Vara da infância e da família: em processos de guarda, adoção ou medidas protetivas, o juiz ou a equipe técnica pode solicitar relatório do psicólogo que acompanha a criança ou adolescente.
O psicólogo pode recusar a emissão de relatório quando a finalidade declarada não for legítima, quando comprometer o sigilo sem base ética ou quando o solicitante não tiver relação com o paciente. A recusa deve ser fundamentada e comunicada com clareza.
Estrutura correta do relatório psicológico
O CFP não exige um formato único, mas há seções que todo relatório deve conter para ser tecnicamente adequado.
- Identificação do profissional: nome completo, CRP com número e estado, endereço profissional.
- Identificação do paciente: nome, data de nascimento (ou idade), sem dados desnecessários.
- Período e frequência dos atendimentos: quando os atendimentos iniciaram, com que frequência ocorrem e se estão em curso ou encerrados.
- Objetivos do acompanhamento: descrição geral do que motivou a busca por atendimento. Sem detalhes que exponham conteúdo das sessões.
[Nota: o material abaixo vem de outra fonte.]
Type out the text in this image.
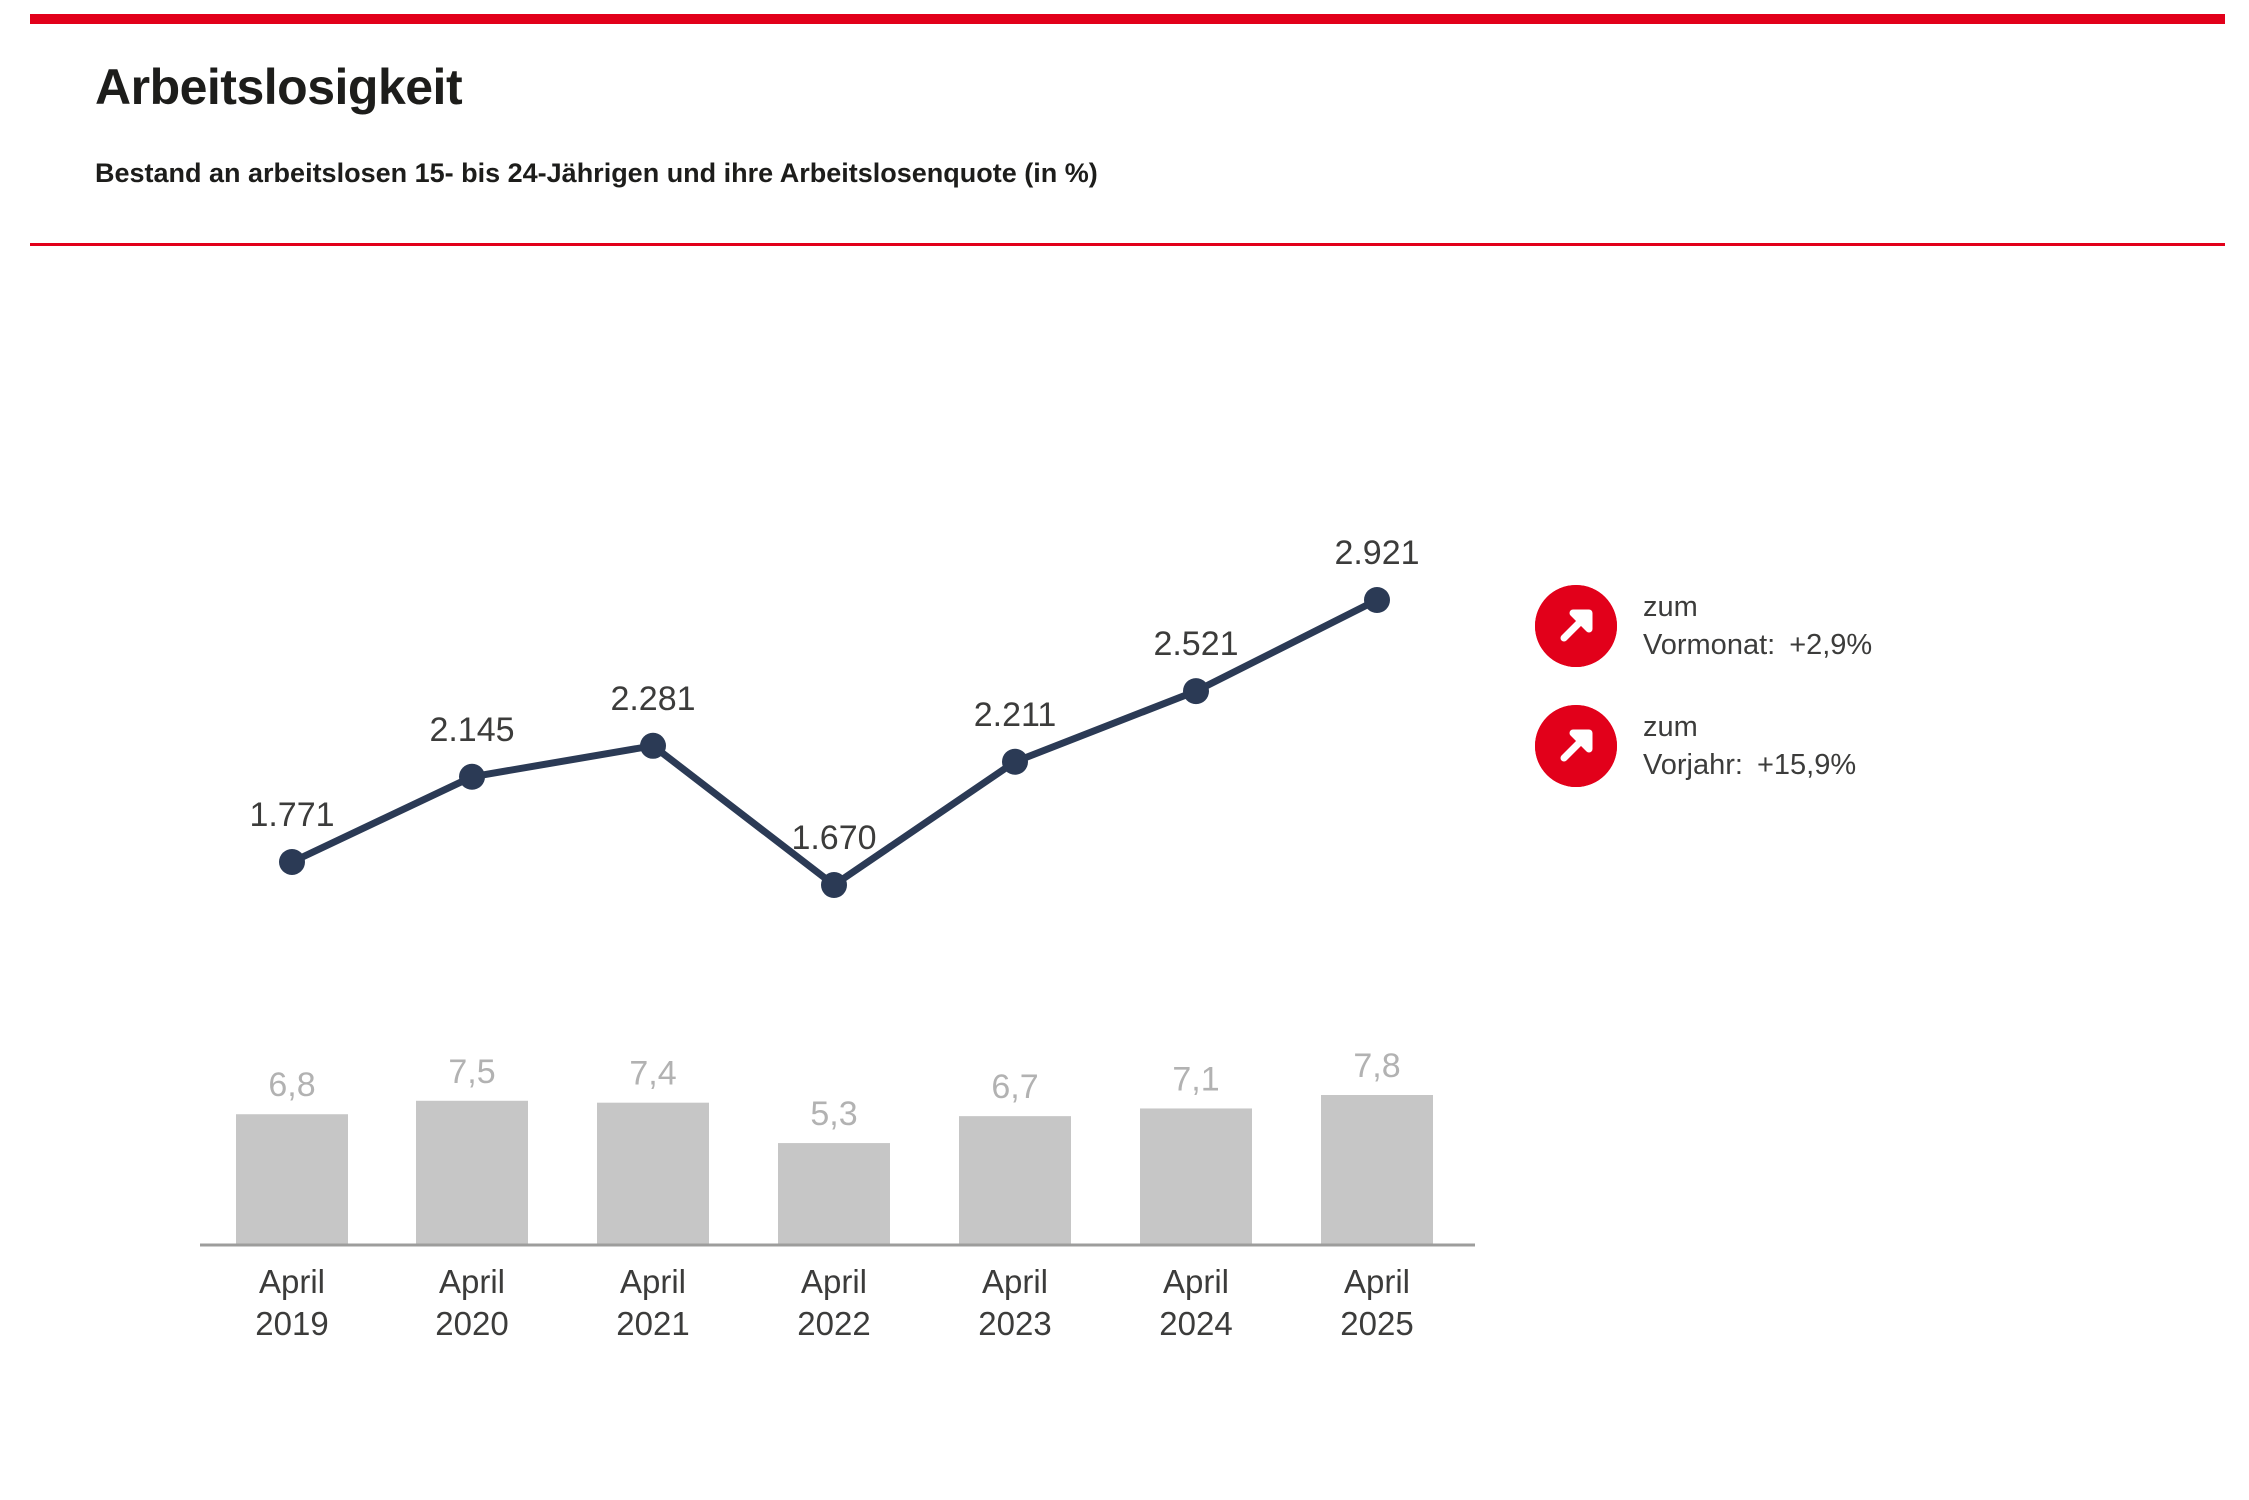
Arbeitslosigkeit

Bestand an arbeitslosen 15- bis 24-Jährigen und ihre Arbeitslosenquote (in %)

1.771
2.145
2.281
1.670
2.211
2.521
2.921
6,8	7,5	7,4
5,3
6,7	7,1	7,8
April
2019
April
2020
April
2021
April
2022
April
2023
April
2024
April
2025
zum
Vormonat: +2,9%
zum
Vorjahr: +15,9%
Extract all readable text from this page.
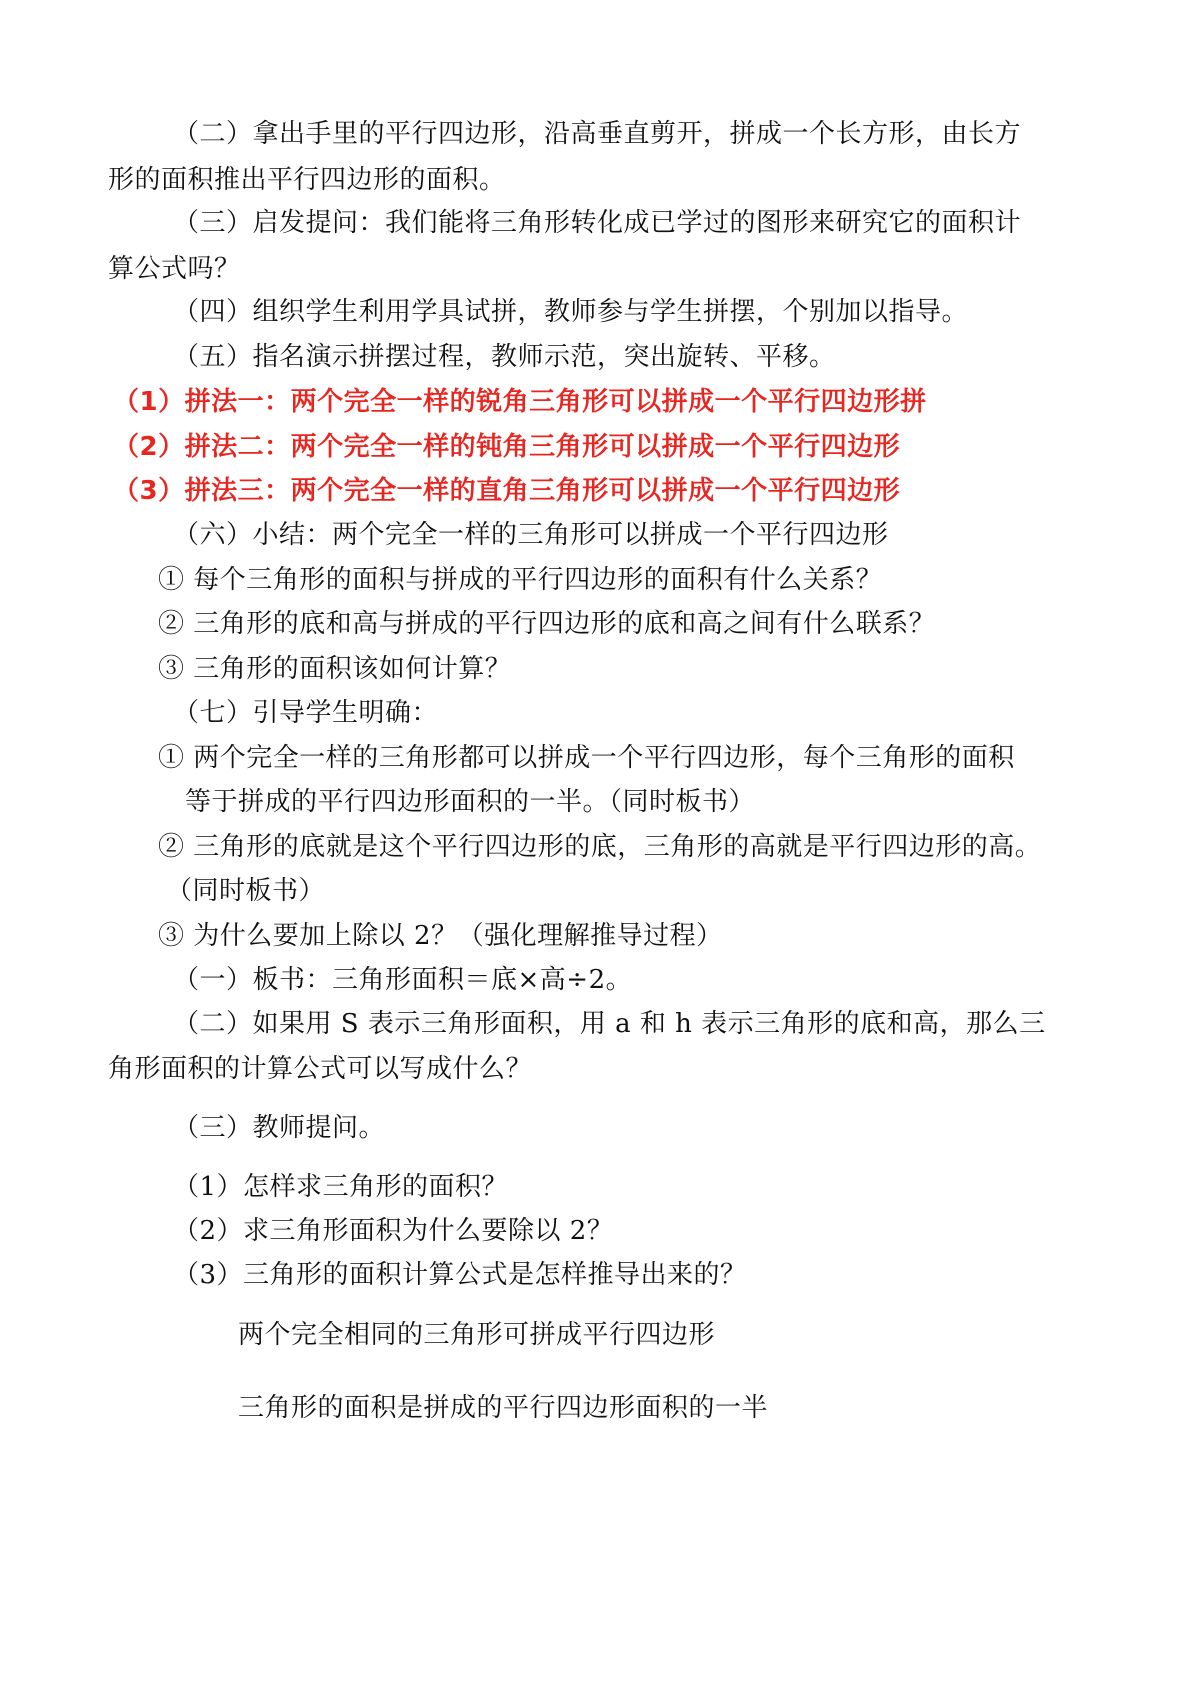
（二）拿出手里的平行四边形，沿高垂直剪开，拼成一个长方形，由长方
形的面积推出平行四边形的面积。
（三）启发提问：我们能将三角形转化成已学过的图形来研究它的面积计
算公式吗？
（四）组织学生利用学具试拼，教师参与学生拼摆，个别加以指导。
（五）指名演示拼摆过程，教师示范，突出旋转、平移。
（1）拼法一：两个完全一样的锐角三角形可以拼成一个平行四边形拼
（2）拼法二：两个完全一样的钝角三角形可以拼成一个平行四边形
（3）拼法三：两个完全一样的直角三角形可以拼成一个平行四边形
（六）小结：两个完全一样的三角形可以拼成一个平行四边形
① 每个三角形的面积与拼成的平行四边形的面积有什么关系？
② 三角形的底和高与拼成的平行四边形的底和高之间有什么联系？
③ 三角形的面积该如何计算？
（七）引导学生明确：
① 两个完全一样的三角形都可以拼成一个平行四边形，每个三角形的面积
等于拼成的平行四边形面积的一半。（同时板书）
② 三角形的底就是这个平行四边形的底，三角形的高就是平行四边形的高。
（同时板书）
③ 为什么要加上除以 2？（强化理解推导过程）
（一）板书：三角形面积＝底×高÷2。
（二）如果用 S 表示三角形面积，用 a 和 h 表示三角形的底和高，那么三
角形面积的计算公式可以写成什么？
（三）教师提问。
（1）怎样求三角形的面积？
（2）求三角形面积为什么要除以 2？
（3）三角形的面积计算公式是怎样推导出来的？
两个完全相同的三角形可拼成平行四边形
三角形的面积是拼成的平行四边形面积的一半
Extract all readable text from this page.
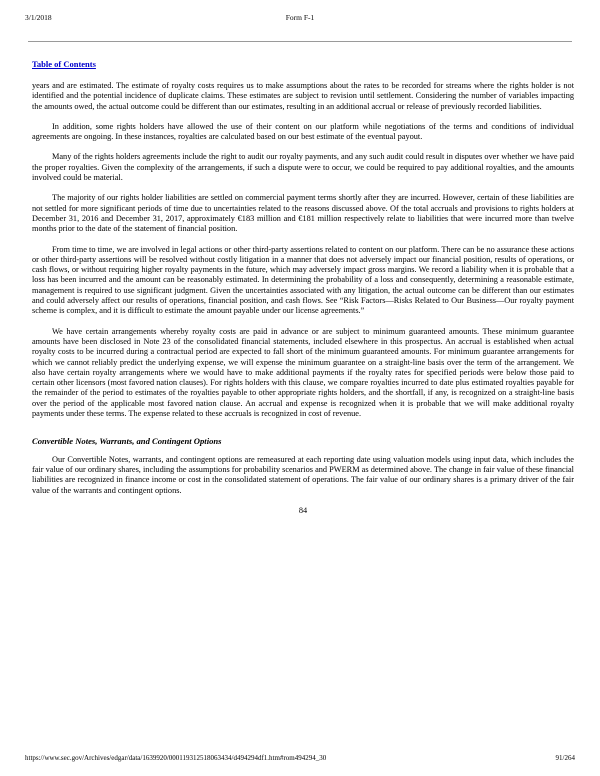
3/1/2018	Form F-1
Table of Contents

years and are estimated. The estimate of royalty costs requires us to make assumptions about the rates to be recorded for streams where the rights holder is not identified and the potential incidence of duplicate claims. These estimates are subject to revision until settlement. Considering the number of variables impacting the amounts owed, the actual outcome could be different than our estimates, resulting in an additional accrual or release of previously recorded liabilities.

In addition, some rights holders have allowed the use of their content on our platform while negotiations of the terms and conditions of individual agreements are ongoing. In these instances, royalties are calculated based on our best estimate of the eventual payout.

Many of the rights holders agreements include the right to audit our royalty payments, and any such audit could result in disputes over whether we have paid the proper royalties. Given the complexity of the arrangements, if such a dispute were to occur, we could be required to pay additional royalties, and the amounts involved could be material.

The majority of our rights holder liabilities are settled on commercial payment terms shortly after they are incurred. However, certain of these liabilities are not settled for more significant periods of time due to uncertainties related to the reasons discussed above. Of the total accruals and provisions to rights holders at December 31, 2016 and December 31, 2017, approximately €183 million and €181 million respectively relate to liabilities that were incurred more than twelve months prior to the date of the statement of financial position.

From time to time, we are involved in legal actions or other third-party assertions related to content on our platform. There can be no assurance these actions or other third-party assertions will be resolved without costly litigation in a manner that does not adversely impact our financial position, results of operations, or cash flows, or without requiring higher royalty payments in the future, which may adversely impact gross margins. We record a liability when it is probable that a loss has been incurred and the amount can be reasonably estimated. In determining the probability of a loss and consequently, determining a reasonable estimate, management is required to use significant judgment. Given the uncertainties associated with any litigation, the actual outcome can be different than our estimates and could adversely affect our results of operations, financial position, and cash flows. See “Risk Factors—Risks Related to Our Business—Our royalty payment scheme is complex, and it is difficult to estimate the amount payable under our license agreements.”

We have certain arrangements whereby royalty costs are paid in advance or are subject to minimum guaranteed amounts. These minimum guarantee amounts have been disclosed in Note 23 of the consolidated financial statements, included elsewhere in this prospectus. An accrual is established when actual royalty costs to be incurred during a contractual period are expected to fall short of the minimum guaranteed amounts. For minimum guarantee arrangements for which we cannot reliably predict the underlying expense, we will expense the minimum guarantee on a straight-line basis over the term of the arrangement. We also have certain royalty arrangements where we would have to make additional payments if the royalty rates for specified periods were below those paid to certain other licensors (most favored nation clauses). For rights holders with this clause, we compare royalties incurred to date plus estimated royalties payable for the remainder of the period to estimates of the royalties payable to other appropriate rights holders, and the shortfall, if any, is recognized on a straight-line basis over the period of the applicable most favored nation clause. An accrual and expense is recognized when it is probable that we will make additional royalty payments under these terms. The expense related to these accruals is recognized in cost of revenue.

Convertible Notes, Warrants, and Contingent Options

Our Convertible Notes, warrants, and contingent options are remeasured at each reporting date using valuation models using input data, which includes the fair value of our ordinary shares, including the assumptions for probability scenarios and PWERM as determined above. The change in fair value of these financial liabilities are recognized in finance income or cost in the consolidated statement of operations. The fair value of our ordinary shares is a primary driver of the fair value of the warrants and contingent options.

84
https://www.sec.gov/Archives/edgar/data/1639920/000119312518063434/d494294df1.htm#rom494294_30	91/264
- Observações clínicas relevantes: aspectos do funcionamento do paciente que sejam pertinentes à finalidade do documento. Use linguagem técnica, clara e sem rótulos desnecessários.
- Conclusão e encaminhamentos: parecer sintético sobre o momento atual do acompanhamento e, quando pertinente, encaminhamentos realizados ou recomendados.
Diagnóstico nosológico (CID ou DSM) não deve constar no relatório a menos que o psicólogo tenha realizado avaliação formal e tenha respaldo para tal. Incluir diagnóstico sem avaliação é uma irregularidade ética.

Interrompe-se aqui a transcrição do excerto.